Jumbo enthusiasts can add their support and vote for the two Tufts research teams: Sameer Sonkusale’s group, which developed a tiny 3D printed pill that can sample and diagnose your gut microbiome, and Michael Levin’s lab with its work on tiny living robots.

Sonkusale, a professor of electrical and computer engineering who leads the Nano Lab, and his team developed a 3D printed pill-sized device that can be swallowed and sample the microbes that live in your gut.

This microbiome is known to have a beneficial, supportive role in digestion and protection against disease. When the natural balance of the microbiome is disturbed, bad things can happen, including inflammation, susceptibility to infections, and even the exacerbation of other diseases such as cancer. The microbiome pill would be the first device that can provide a comprehensive profile of nearly 1,000 bacteria species along the entire gastrointestinal tract.

“The design of this device makes it incredibly easy to use, posing little risk to the subject, yet providing so much information,” says Giovanni Widmer, professor of infectious disease and global health at Cummings School of Veterinary Medicine and co-author of the study responsible for testing the pill's effectiveness in animals and for high throughput sequencing the microbiome samples.

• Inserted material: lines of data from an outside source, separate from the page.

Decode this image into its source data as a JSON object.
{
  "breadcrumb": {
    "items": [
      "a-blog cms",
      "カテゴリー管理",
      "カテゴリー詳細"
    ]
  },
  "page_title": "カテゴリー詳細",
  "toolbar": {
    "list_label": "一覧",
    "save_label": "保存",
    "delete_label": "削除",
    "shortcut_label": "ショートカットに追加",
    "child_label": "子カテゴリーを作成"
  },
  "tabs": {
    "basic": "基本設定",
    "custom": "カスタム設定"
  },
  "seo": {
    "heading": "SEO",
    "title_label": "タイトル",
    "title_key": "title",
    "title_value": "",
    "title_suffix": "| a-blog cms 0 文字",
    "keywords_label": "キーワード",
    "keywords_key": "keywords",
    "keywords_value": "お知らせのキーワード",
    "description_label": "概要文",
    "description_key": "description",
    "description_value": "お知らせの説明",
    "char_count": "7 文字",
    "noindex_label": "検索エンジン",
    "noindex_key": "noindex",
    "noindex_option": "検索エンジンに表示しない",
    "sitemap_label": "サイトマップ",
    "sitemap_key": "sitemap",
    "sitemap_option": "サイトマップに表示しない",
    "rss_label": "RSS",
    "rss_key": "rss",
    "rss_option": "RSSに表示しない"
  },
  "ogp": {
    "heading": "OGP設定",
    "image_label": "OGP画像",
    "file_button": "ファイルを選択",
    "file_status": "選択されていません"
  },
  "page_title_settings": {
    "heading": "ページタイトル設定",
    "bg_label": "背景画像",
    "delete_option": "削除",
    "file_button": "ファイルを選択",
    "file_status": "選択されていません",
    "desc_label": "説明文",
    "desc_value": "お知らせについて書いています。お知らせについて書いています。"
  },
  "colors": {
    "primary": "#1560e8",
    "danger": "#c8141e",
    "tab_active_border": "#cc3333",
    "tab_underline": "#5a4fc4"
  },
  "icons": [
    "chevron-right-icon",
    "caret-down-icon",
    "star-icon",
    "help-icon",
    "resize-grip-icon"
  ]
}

Levin, A92, is Vannevar Bush Professor of Biology and director of the Allen Discovery Center at Tufts. He and his team made waves in the media last year with their creation of entirely new life forms assembled from the cells of frog embryos.

The tiny millimeter-wide “xenobots” (so named because the cells come from the African frog Xenopus laevis) use cardiac muscle cells to scurry across a surface and can work collectively with other bots to collect debris into neat little piles. They can even heal themselves if damaged. Future versions of these living robots could be used to scour environments of contaminants, detect disease in the body, or deliver treatments to specific locations.